4. En deuxième lieu, lorsqu'il est saisi d'une demande de délivrance d'un titre de séjour sur un fondement précis, le préfet n'est pas tenu, en l'absence de dispositions expresses en ce sens, d'examiner d'office si l'intéressé peut prétendre à un titre de séjour sur le fondement d'une autre disposition, même s'il lui est toujours loisible de le faire à titre gracieux, notamment en vue de régulariser la situation de l'intéressé.

5. En l'espèce, il ressort des pièces du dossier que le préfet du Nord n'a été saisi par M. A que d'une demande tendant à délivrance d'un titre de séjour portant la mention " étudiant ", " salarié " ou " vie privée et familiale ". La circonstance que l'admission exceptionnelle au séjour puisse être accordée au titre de la vie privée et familiale de l'intéressé ou au titre de sa situation professionnelle n'est pas de nature à permettre de considérer que M. A a également saisi le préfet du Nord d'une telle demande. Par suite, le moyen tiré de ce que le préfet aurait commis une erreur de droit en n'examinant pas d'office la possibilité de faire usage de son pouvoir de régularisation doit être écarté.

6. En troisième lieu, aux termes de l'article L. 435-1 du code de l'entrée et du séjour des étrangers et du droit d'asile : " () Lorsqu'elle envisage de refuser la demande d'admission exceptionnelle au séjour formée par un étranger qui justifie par tout moyen résider habituellement en France depuis plus de dix ans, l'autorité administrative est tenue de soumettre cette demande pour avis à la commission du titre de séjour prévue à l'article L. 432-14. (). ".

7. Ainsi qu'il est mentionné au point 5 du présent jugement, M. A n'a pas sollicité son admission exceptionnelle au séjour, il ne peut donc utilement se prévaloir des dispositions précitées de l'article L. 435-1 du code de l'entrée et du séjour des étrangers et du droit d'asile. En tout été de cause, l'intéressé ne justifie pas, par les seules pièces produites à l'instance, de sa présence continue sur le territoire français depuis plus de dix ans. Par suite, le préfet du Nord n'était pas tenu de saisir la commission du titre de séjour avant de prendre la décision litigieuse.

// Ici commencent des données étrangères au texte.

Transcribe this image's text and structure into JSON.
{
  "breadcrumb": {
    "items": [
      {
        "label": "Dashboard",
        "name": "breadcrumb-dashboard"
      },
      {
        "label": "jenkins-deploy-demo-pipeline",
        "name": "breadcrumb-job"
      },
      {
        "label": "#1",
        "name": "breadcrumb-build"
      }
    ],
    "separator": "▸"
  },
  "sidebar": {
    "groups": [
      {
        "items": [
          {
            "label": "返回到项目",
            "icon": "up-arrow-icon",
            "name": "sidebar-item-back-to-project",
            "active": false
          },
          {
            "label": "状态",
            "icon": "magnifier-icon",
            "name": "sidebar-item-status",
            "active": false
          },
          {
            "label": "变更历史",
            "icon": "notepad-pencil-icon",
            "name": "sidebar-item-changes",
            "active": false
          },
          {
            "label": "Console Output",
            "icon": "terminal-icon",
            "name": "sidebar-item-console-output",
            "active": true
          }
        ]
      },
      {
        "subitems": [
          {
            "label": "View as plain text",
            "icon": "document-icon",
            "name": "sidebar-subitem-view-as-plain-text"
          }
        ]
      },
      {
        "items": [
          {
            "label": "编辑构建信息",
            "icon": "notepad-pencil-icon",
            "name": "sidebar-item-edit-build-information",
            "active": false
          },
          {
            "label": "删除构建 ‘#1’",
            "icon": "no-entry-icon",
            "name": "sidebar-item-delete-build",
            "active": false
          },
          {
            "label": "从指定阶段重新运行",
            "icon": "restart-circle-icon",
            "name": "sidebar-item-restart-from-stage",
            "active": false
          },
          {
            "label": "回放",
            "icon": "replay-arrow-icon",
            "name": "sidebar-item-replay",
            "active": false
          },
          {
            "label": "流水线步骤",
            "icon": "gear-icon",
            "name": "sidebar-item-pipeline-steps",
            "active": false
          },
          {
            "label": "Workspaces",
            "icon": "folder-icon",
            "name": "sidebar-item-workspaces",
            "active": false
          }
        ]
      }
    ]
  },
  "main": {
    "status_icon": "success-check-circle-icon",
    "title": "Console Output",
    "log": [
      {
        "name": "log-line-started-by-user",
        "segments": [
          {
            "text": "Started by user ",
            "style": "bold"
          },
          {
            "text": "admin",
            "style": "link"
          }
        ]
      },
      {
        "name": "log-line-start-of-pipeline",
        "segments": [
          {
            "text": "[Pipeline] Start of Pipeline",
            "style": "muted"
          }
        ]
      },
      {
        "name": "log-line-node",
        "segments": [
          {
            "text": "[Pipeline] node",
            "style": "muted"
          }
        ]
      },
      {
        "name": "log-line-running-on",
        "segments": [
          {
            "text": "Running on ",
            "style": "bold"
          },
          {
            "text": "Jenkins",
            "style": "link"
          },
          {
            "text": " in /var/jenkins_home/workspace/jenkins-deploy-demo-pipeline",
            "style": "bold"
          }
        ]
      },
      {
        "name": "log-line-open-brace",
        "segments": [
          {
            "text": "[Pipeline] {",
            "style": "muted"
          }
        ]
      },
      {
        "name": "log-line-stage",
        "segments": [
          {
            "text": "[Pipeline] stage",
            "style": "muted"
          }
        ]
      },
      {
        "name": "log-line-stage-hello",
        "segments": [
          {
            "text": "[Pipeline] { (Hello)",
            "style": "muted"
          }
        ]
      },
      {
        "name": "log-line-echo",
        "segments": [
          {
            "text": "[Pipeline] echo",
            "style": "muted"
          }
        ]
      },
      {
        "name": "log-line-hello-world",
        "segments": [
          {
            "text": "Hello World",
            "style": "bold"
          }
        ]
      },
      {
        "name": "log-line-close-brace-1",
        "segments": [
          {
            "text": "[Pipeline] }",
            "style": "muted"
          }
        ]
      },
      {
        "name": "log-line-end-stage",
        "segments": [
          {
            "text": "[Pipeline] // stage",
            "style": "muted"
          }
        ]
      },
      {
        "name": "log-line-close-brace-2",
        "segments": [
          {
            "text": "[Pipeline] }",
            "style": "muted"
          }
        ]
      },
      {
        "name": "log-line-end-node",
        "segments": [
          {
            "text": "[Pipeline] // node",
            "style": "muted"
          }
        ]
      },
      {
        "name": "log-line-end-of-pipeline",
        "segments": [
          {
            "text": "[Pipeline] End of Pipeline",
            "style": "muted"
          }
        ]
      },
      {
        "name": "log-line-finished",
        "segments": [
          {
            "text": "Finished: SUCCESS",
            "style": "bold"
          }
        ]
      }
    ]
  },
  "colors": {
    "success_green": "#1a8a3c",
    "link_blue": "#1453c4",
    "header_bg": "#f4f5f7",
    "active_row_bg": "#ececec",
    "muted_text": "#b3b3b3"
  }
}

8. En quatrième lieu, il ne ressort ni des termes de la décision attaquée, ni des pièces du dossier que le préfet du Nord ne se serait pas livré à un examen sérieux de la situation de M. A. Par suite, le moyen tiré de ce que l'autorité préfectorale n'aurait pas procédé à un tel examen doit être écarté.

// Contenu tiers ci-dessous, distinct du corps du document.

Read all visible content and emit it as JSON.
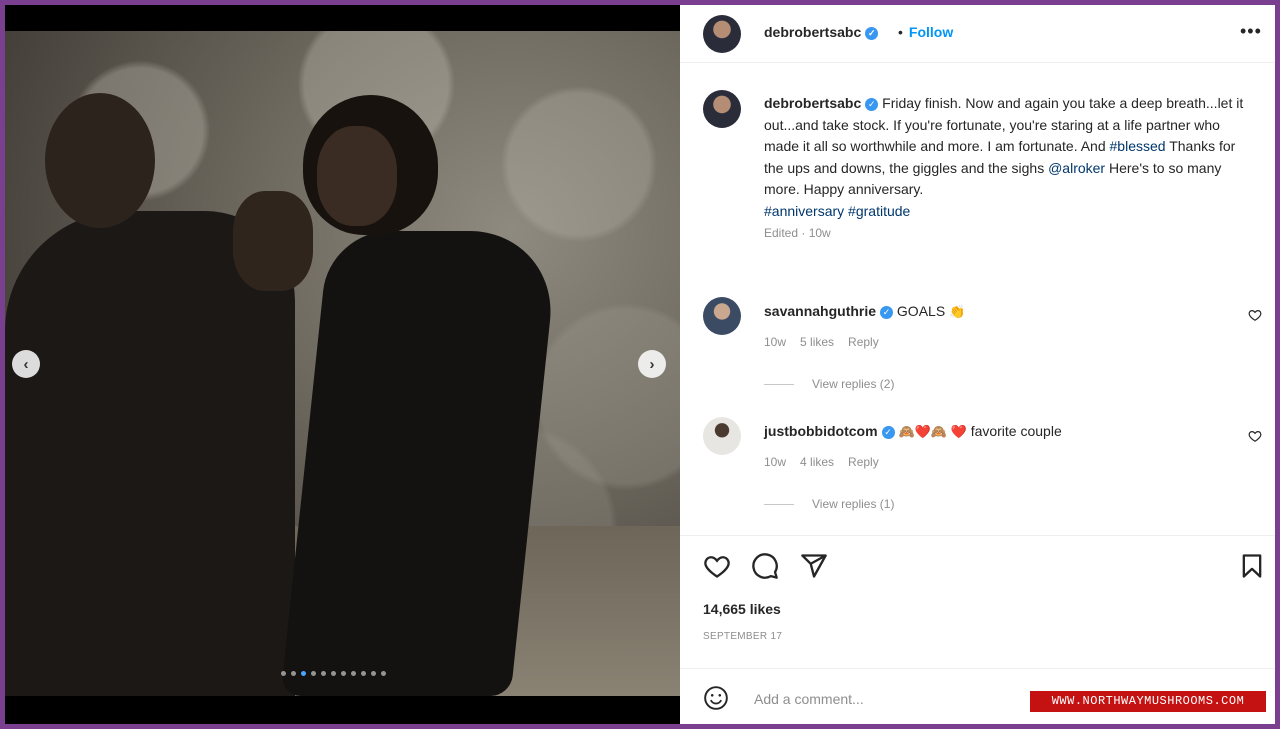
{
  "post": {
    "username": "debrobertsabc",
    "bullet": "•",
    "follow_label": "Follow",
    "more_label": "•••",
    "image_count": 11,
    "active_image_index": 3,
    "caption": {
      "username": "debrobertsabc",
      "part1": " Friday finish. Now and again you take a deep breath...let it out...and take stock. If you're fortunate, you're staring at a life partner who made it all so worthwhile and more. I am fortunate. And ",
      "hashtag_blessed": "#blessed",
      "part2": " Thanks for the ups and downs, the giggles and the sighs ",
      "mention": "@alroker",
      "part3": " Here's to so many more. Happy anniversary.",
      "hashtag_anniversary": "#anniversary",
      "hashtag_gratitude": "#gratitude",
      "edited": "Edited · 10w"
    }
  },
  "comments": [
    {
      "username": "savannahguthrie",
      "text": "GOALS",
      "emoji": "👏",
      "time": "10w",
      "likes": "5 likes",
      "reply_label": "Reply",
      "view_replies": "View replies (2)"
    },
    {
      "username": "justbobbidotcom",
      "emoji": "🙈❤️🙈 ❤️",
      "text": "favorite couple",
      "time": "10w",
      "likes": "4 likes",
      "reply_label": "Reply",
      "view_replies": "View replies (1)"
    }
  ],
  "engagement": {
    "likes": "14,665 likes",
    "date": "SEPTEMBER 17"
  },
  "composer": {
    "placeholder": "Add a comment..."
  },
  "watermark": "WWW.NORTHWAYMUSHROOMS.COM",
  "colors": {
    "border": "#7b3f8f",
    "link": "#00376b",
    "follow": "#0095f6",
    "verified": "#3897f0",
    "watermark_bg": "#c41212"
  },
  "icons": [
    "verified-badge-icon",
    "heart-icon",
    "comment-icon",
    "share-icon",
    "bookmark-icon",
    "emoji-icon",
    "chevron-left-icon",
    "chevron-right-icon"
  ]
}
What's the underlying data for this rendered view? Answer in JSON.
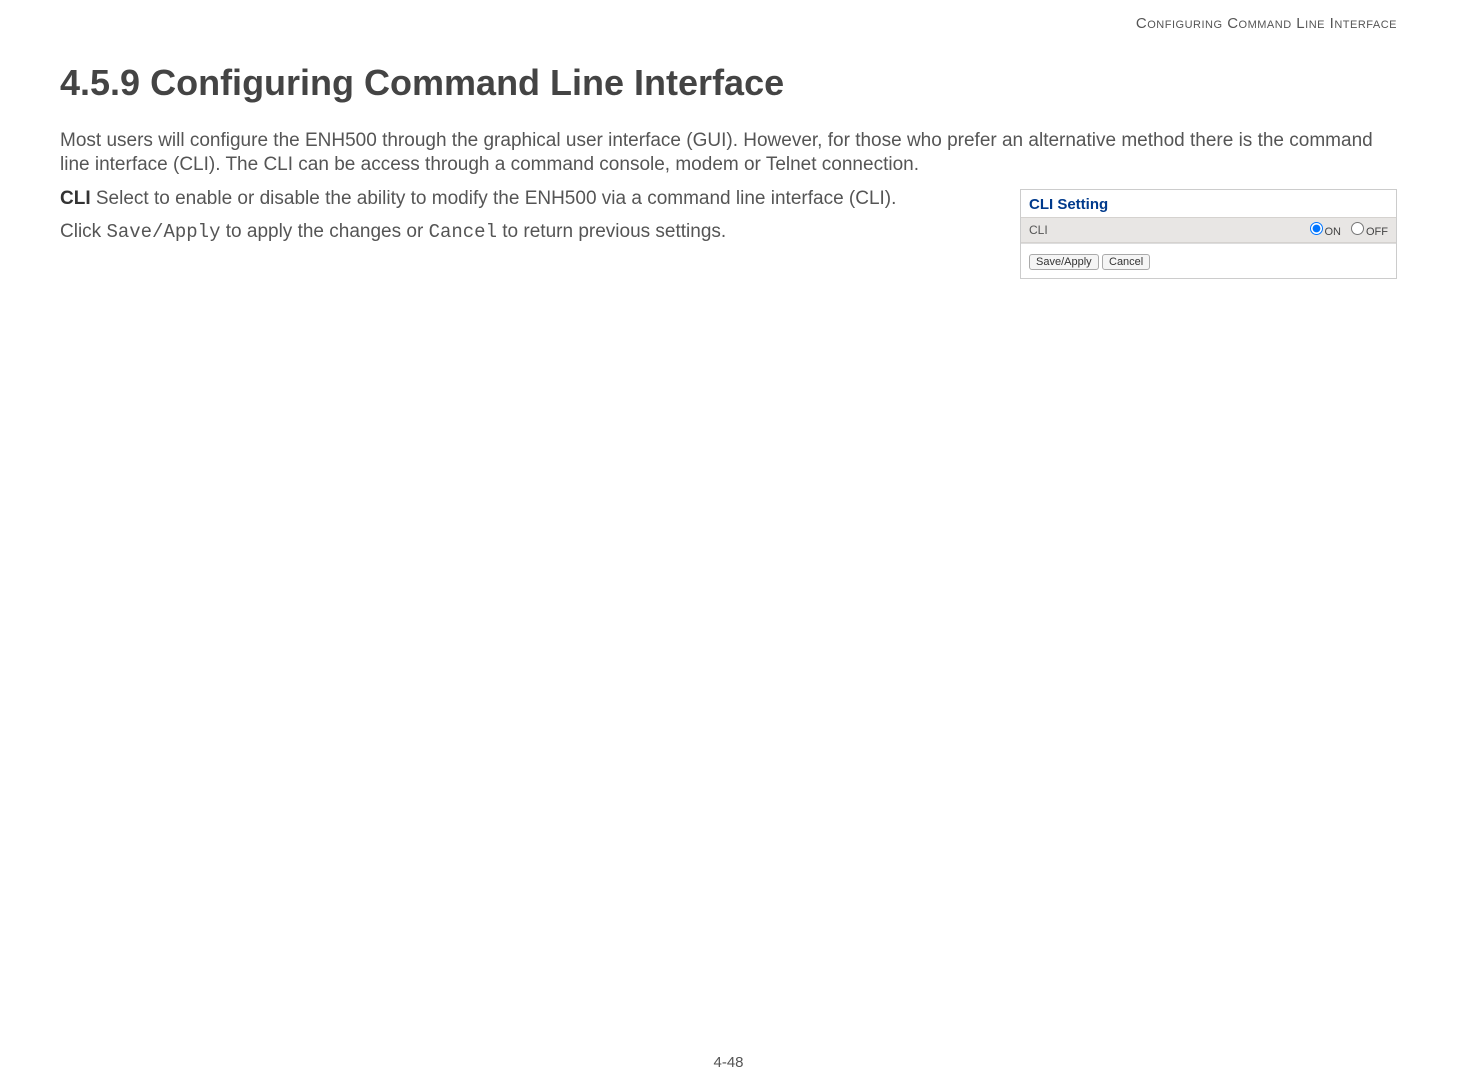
{
  "header": {
    "running_head": "Configuring Command Line Interface"
  },
  "section": {
    "number": "4.5.9",
    "title": "Configuring Command Line Interface"
  },
  "body": {
    "intro": "Most users will configure the ENH500 through the graphical user interface (GUI). However, for those who prefer an alternative method there is the command line interface (CLI).  The CLI can be access through a command console, modem or Telnet connection.",
    "cli_label": "CLI",
    "cli_desc": "  Select to enable or disable the ability to modify the ENH500 via a command line interface (CLI).",
    "click_prefix": "Click ",
    "save_apply_code": "Save/Apply",
    "mid_text": " to apply the changes or ",
    "cancel_code": "Cancel",
    "end_text": "  to return previous settings."
  },
  "figure": {
    "panel_title": "CLI Setting",
    "row_label": "CLI",
    "radio_on": "ON",
    "radio_off": "OFF",
    "btn_save": "Save/Apply",
    "btn_cancel": "Cancel"
  },
  "footer": {
    "page_number": "4-48"
  }
}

9. En dernier lieu, aux termes de l'article 8 de la convention européenne de sauvegarde des droits de l'homme et des libertés fondamentales : " 1. Toute personne a droit au respect de sa vie privée et familiale, de son domicile et de sa correspondance. / 2. Il ne peut y avoir ingérence d'une autorité publique dans l'exercice de ce droit que pour autant que cette ingérence est prévue par la loi et qu'elle constitue une mesure qui, dans une société démocratique, est nécessaire à la sécurité nationale, à la sûreté publique, au bien-être économique du pays, à la défense de l'ordre et à la prévention des infractions pénales, à la protection de la santé ou de la morale, ou à la protection des droits et libertés d'autrui ". Aux termes de l'article L. 423-23 du code de l'entrée et du séjour des étrangers et du droit d'asile : " L'étranger qui n'entre pas dans les catégories prévues aux articles L. 423-1, L. 423-7, L. 423-14, L. 423-15, L. 423-21 et L. 423-22 ou dans celles qui ouvrent droit au regroupement familial, et qui dispose de liens personnels et familiaux en France tels que le refus d'autoriser son séjour porterait à son droit au respect de sa vie privée et familiale une atteinte disproportionnée au regard des motifs du refus, se voit délivrer une carte de séjour temporaire portant la mention "vie privée et familiale" d'une durée d'un an, sans que soit opposable la condition prévue à l'article L. 412-1./ Les liens mentionnés au premier alinéa sont appréciés notamment au regard de leur intensité, de leur ancienneté et de leur stabilité, des conditions d'existence de l'étranger, de son insertion dans la société française ainsi que de la nature de ses liens avec sa famille restée dans son pays d'origine.() ".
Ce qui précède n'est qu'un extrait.